Probabilmente Neruda non si sarebbe trovato a proprio agio nemmeno con i frutti indigesti della democrazia post-pinochettista contraddistinta, fra le varie cose, da un’altissima concentrazione della ricchezza, enormi disuguaglianze economiche e socio-culturali, egemonia del mercato e del privato sul pubblico in quasi tutti i campi, a cominciare dall’istruzione e dalla sanità. Né, tantomeno, avrebbe accolto di buon grado il fatto che la ricerca della verità sulle sistematiche violazioni dei diritti umani e sui crimini perpetrati dai militari siano stati improntati a lungo alla prudente tesi della “giustizia nella misura del possibile”, come sostenuto dal primo presidente democratico Patricio Aylwin.

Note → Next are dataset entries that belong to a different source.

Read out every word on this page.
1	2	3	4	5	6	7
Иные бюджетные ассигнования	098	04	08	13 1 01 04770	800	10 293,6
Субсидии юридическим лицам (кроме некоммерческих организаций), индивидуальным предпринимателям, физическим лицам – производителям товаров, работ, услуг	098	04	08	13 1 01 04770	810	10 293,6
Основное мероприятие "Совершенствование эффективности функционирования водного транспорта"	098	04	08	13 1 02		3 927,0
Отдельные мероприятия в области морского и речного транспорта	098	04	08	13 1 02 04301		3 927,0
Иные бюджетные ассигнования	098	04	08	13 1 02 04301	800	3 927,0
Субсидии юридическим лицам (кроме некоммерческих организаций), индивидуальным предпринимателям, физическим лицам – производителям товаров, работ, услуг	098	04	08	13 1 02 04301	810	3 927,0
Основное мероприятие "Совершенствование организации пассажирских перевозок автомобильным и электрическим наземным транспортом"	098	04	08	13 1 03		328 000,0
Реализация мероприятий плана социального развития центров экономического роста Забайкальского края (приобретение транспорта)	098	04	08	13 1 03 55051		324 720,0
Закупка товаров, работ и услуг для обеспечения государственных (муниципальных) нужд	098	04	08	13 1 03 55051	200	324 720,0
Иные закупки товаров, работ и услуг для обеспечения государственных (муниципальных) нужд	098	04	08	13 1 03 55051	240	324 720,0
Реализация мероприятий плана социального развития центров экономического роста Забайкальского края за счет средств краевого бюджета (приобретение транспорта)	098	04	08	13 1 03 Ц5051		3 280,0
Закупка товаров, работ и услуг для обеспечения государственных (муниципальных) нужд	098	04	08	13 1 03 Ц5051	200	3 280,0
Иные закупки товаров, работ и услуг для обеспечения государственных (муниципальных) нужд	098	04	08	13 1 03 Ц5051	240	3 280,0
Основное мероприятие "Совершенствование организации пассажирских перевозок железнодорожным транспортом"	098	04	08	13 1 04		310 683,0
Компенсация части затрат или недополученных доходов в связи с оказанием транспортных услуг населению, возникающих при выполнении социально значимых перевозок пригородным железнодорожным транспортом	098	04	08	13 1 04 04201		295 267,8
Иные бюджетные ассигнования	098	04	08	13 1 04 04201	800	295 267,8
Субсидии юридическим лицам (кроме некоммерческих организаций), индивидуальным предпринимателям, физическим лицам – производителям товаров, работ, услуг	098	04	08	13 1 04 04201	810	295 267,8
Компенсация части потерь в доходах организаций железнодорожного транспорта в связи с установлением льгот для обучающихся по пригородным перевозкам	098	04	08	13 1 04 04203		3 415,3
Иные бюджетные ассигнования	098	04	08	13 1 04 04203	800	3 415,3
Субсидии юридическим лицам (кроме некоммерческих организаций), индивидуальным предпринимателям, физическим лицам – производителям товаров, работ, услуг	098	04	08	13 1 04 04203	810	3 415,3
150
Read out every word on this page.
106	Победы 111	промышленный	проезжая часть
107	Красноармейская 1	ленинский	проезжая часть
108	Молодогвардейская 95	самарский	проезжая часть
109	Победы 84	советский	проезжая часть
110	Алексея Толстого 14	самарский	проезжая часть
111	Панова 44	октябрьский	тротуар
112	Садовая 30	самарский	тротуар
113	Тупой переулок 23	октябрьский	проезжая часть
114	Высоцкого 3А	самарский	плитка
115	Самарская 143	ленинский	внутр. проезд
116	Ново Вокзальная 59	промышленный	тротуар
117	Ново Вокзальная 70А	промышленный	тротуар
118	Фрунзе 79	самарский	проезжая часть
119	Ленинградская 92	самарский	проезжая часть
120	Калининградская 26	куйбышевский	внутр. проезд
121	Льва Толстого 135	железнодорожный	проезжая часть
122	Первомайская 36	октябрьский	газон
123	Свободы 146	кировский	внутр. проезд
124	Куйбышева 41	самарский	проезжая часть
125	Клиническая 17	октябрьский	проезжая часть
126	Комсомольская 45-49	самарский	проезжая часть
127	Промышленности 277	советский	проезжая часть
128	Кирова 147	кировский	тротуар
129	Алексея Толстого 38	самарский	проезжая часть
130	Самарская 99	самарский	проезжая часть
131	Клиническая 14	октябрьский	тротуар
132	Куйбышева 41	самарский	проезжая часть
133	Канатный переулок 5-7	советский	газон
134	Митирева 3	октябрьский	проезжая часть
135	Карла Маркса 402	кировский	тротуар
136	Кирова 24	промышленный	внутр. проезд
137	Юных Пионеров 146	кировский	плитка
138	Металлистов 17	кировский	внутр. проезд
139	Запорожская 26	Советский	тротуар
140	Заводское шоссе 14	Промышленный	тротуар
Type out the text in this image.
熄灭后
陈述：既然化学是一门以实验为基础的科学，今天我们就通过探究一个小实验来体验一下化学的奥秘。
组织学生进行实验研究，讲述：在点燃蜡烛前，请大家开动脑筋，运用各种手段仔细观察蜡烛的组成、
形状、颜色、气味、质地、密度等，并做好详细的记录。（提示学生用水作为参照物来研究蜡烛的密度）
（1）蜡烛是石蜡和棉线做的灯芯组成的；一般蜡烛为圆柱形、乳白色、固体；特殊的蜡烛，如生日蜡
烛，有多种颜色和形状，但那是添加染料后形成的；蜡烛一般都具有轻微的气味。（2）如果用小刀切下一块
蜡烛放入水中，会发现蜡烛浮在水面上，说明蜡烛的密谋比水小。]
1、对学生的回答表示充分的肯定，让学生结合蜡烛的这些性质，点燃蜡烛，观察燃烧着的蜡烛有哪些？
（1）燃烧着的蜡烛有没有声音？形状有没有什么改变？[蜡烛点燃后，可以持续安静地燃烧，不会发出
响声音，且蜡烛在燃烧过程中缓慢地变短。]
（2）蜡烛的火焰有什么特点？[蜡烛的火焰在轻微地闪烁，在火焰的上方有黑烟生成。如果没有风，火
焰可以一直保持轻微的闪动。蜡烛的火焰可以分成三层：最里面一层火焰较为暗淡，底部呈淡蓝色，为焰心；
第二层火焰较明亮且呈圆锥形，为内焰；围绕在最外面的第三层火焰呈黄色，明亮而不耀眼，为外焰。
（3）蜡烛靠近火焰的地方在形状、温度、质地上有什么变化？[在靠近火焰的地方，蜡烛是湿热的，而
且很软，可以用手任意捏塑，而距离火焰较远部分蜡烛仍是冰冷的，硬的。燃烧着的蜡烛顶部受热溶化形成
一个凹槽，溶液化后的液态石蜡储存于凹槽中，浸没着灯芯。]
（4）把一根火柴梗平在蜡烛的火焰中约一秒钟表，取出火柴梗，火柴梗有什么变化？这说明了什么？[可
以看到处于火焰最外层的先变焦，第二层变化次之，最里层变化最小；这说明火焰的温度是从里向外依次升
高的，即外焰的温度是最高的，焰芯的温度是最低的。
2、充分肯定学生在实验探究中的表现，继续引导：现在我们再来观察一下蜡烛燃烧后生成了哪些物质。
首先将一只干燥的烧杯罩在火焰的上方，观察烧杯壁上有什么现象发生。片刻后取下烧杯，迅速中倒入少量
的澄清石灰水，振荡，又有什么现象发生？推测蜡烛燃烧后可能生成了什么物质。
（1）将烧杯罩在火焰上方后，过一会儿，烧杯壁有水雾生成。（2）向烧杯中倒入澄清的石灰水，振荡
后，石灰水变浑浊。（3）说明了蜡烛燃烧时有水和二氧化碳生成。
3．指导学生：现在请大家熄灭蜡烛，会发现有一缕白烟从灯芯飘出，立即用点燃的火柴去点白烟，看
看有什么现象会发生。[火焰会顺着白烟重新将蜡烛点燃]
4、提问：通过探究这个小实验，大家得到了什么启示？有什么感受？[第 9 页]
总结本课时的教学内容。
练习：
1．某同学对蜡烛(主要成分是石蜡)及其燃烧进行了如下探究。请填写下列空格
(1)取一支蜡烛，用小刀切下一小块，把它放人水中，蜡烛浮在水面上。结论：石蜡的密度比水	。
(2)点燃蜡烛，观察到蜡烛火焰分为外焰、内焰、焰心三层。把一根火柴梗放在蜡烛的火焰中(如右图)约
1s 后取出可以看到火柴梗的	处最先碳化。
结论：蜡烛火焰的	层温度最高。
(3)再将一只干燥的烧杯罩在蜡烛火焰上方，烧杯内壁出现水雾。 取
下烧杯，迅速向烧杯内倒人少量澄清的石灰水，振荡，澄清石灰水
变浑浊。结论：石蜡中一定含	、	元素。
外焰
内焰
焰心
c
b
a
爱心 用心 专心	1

Per non parlare della narrazione tossica di un paese finalmente coeso e proiettato senza lacerazioni verso un radioso futuro di prosperità e sviluppo.

Continuando a fantasticare, si può immaginare che avrebbe invitato prima o poi il Cile a guardarsi allo specchio per rendersi conto di quel che è stato spesso nel corso della sua storia: un paese vulnerabile, ingabbiato in logiche escludenti, con una identità sospesa tra la lontana Europa, gli Stati Uniti e l’America Latina.

Neruda non fu solo un grande poeta civile; fu anche un diplomatico e un militante politico, un testimone qualificato di eventi cruciali della storia del Cile, dell’America Latina e di quella internazionale. Il premio Nobel per la letteratura gli fu assegnato per il «valore artistico della sua opera», ma anche, come ricordò il segretario dell’Accademia svedese, Karl Ragnar Hierow, perché Neruda era un «autore controverso che non solo è contestato, ma per molti è anche discutibile. Questa discussione va avanti da quarant’anni, il che dimostra che il suo contributo è indiscutibile». 

In tempi di appiattimento politico e culturale, di false verità veicolate dai social network, di navigazione a vista in tanti ambiti, può essere utile ricordare un intellettuale che fu spesso controcorrente e al tempo stesso capace di indicare la rotta ai naufraghi del suo tempo.